The Bangladesh government blocked Al Jazeera’s English language website hours after it published an article on Wednesday detailing the alleged involvement of the country’s most senior security and defence figure in the disappearance of three men as part of a business dispute involving his wife.
The article, which focused on the role of General Tarique Ahmed Siddique, Prime Minister Sheikh Hasina’s security adviser and the Directorate General of Forces Intelligence (DGFI), the country’s military intelligence agency, was published on Wednesday afternoon, Bangladesh time.
By the evening most readers inside Bangladesh could not access the website.
The piece was done by Al Jazeera’s Investigation Unit.
Joban, a local news and discussion site which published a summary of the article in Bengali was also inacessible.
Gowher Rizvi: Is Bangladesh becoming a one-party state? | Head to Head
This is not the first time that the government of Bangladesh has blocked foreign news websites.
In November 2017, Indian news website The Wire was cut off after it published a story on the alleged role of DGFI in the disappearance of an academic, Mubashar Hasan.
In the past, Bangladesh security agencies blocked websites by sending an instruction to the Bangladesh Telecommunication Regulatory Commission (BTRC) which then emailed all International Internet Gateways.
However, in recent months, the Department of Telecommunications (DOT) and the National Telecommunication Monitoring Centre (NTMC) have rolled out a new system that allows the agencies to block websites centrally without having to involve the BTRC.
The Bangladesh government has become increasingly sensitive to criticism in recent years.
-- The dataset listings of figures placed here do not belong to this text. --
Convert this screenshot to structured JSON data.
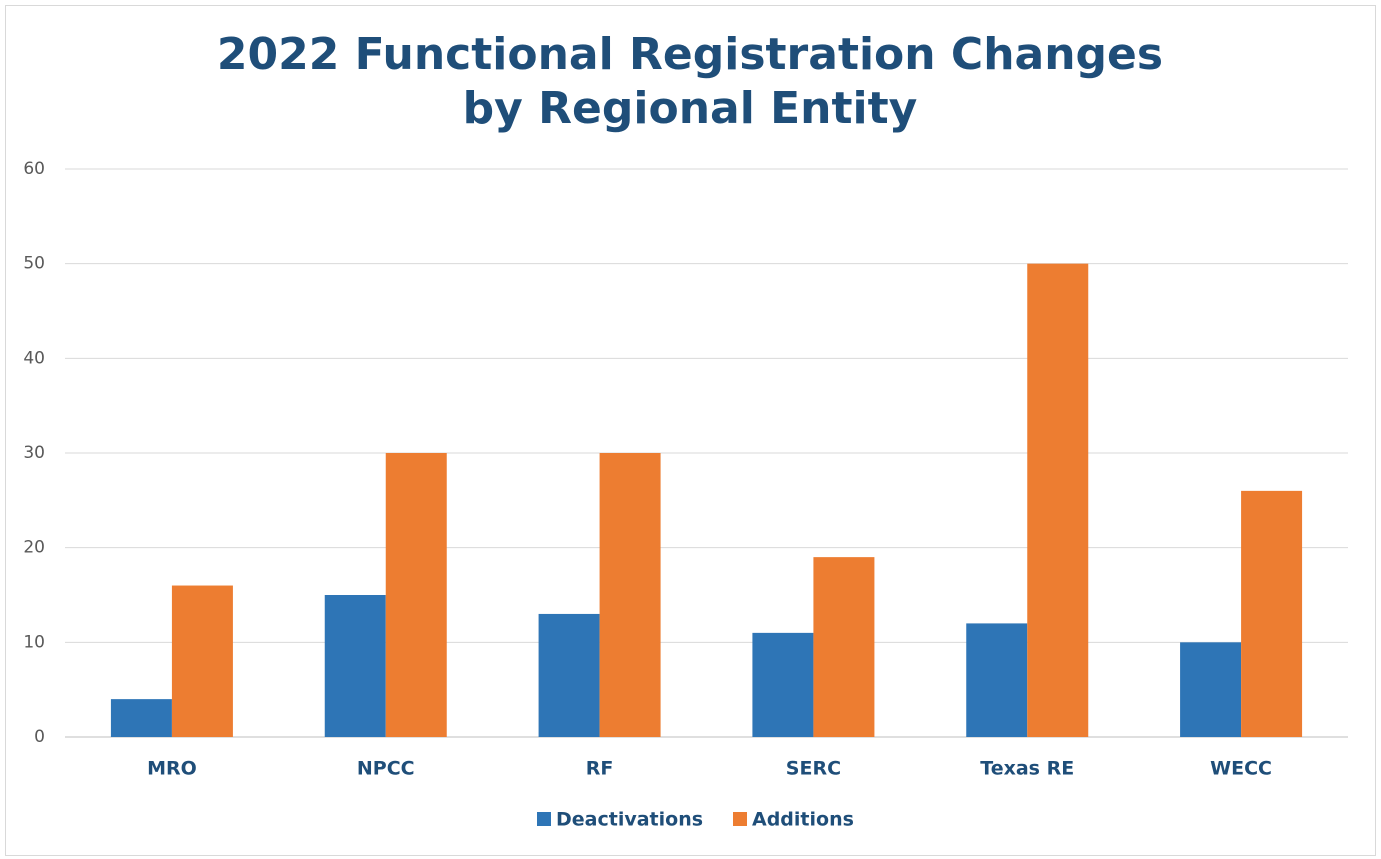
{
  "chart_data": {
    "type": "bar",
    "title": [
      "2022 Functional Registration Changes",
      "by Regional Entity"
    ],
    "categories": [
      "MRO",
      "NPCC",
      "RF",
      "SERC",
      "Texas RE",
      "WECC"
    ],
    "series": [
      {
        "name": "Deactivations",
        "color": "#2e75b6",
        "values": [
          4,
          15,
          13,
          11,
          12,
          10
        ]
      },
      {
        "name": "Additions",
        "color": "#ed7d31",
        "values": [
          16,
          30,
          30,
          19,
          50,
          26
        ]
      }
    ],
    "ylim": [
      0,
      60
    ],
    "yticks": [
      0,
      10,
      20,
      30,
      40,
      50,
      60
    ],
    "grid": true,
    "legend": "bottom"
  }
}
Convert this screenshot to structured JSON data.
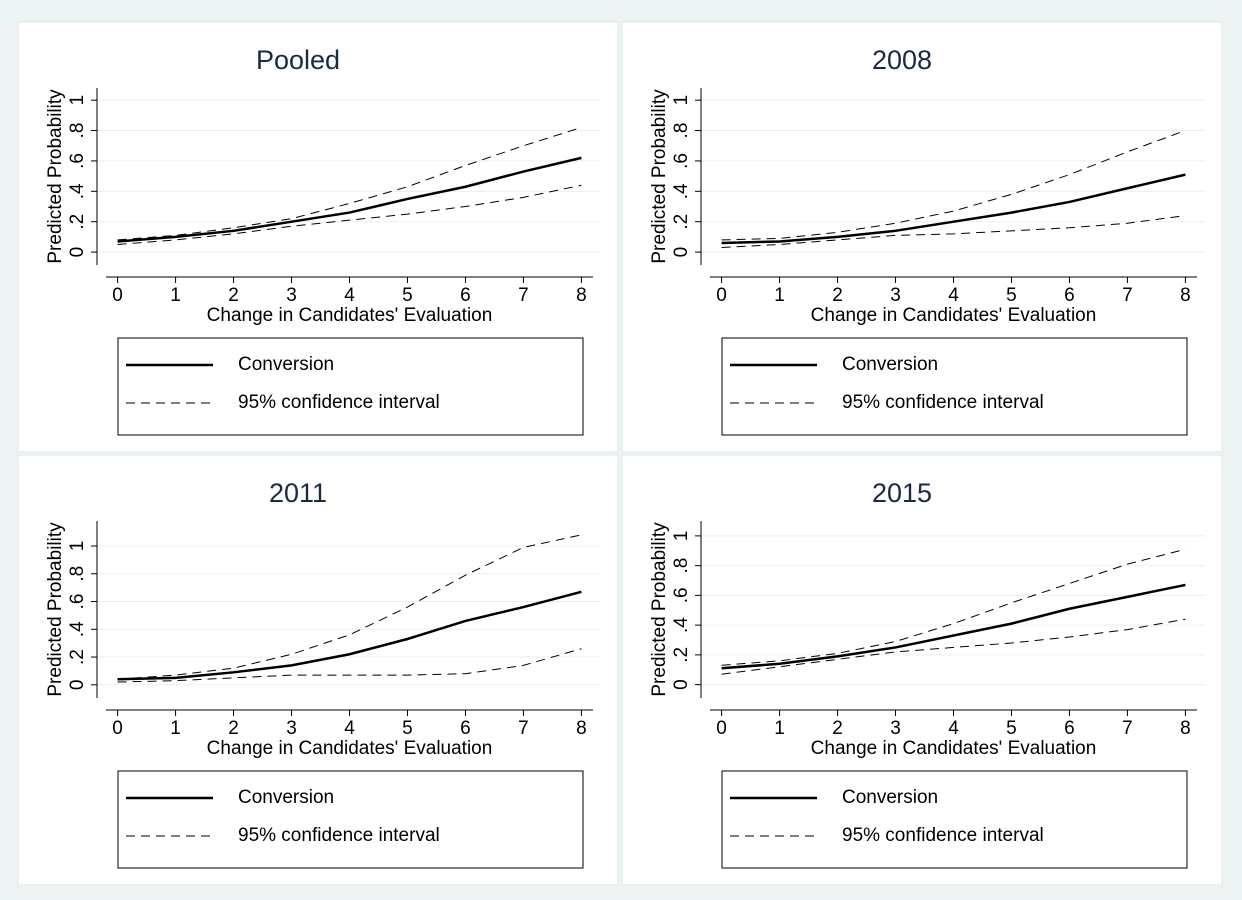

Last weekend, Mahfuza Akhter Kiron who leads the women’s wing of the Bangladesh Football Federation and is a council member of the world footballing body FIFA, was arrested and jailed for three days after criticising the prime minister for failing to give sufficient financial support to football and instead prioritising cricket.
And just before December elections, the government also closed 58 local news sites, many that supported opposition parties, after officials claimed that they published “fake and baseless news”.
However the government consistently denies that the country’s media is restricted.
In an interview on Al Jazeera’s Head to Head programme, broadcast earlier this month, Gowher Rizvi, the foreign affairs advisor to the prime minister said, “Those who know the media in Bangladesh, know one thing. That it is free. It is vigorous.”
On the same programme, the Bangladesh High Commissioner for the UK, Ms. Saida Muna Tasneem said that, “Sheikh Hasina is being criticised left and right.
“There are newspapers criticising Sheikh Hasina. In the parliament she is being criticised. So why wouldn’t Bangladesh have press freedom.”
“Restricting access is not the way to respond to these allegations,” Ali Riaz, a professor of politics and government at Illinois State University told Al Jazeera.
“Restrictions on the media and access to cyberspace have become hallmarks of the system of governance in Bangladesh in the past years. Access to information, and free flow of information are progressively being curtailed in the country, steps that are not only contrary to the democratic spirit, but unhelpful and in the long run, counter productive.”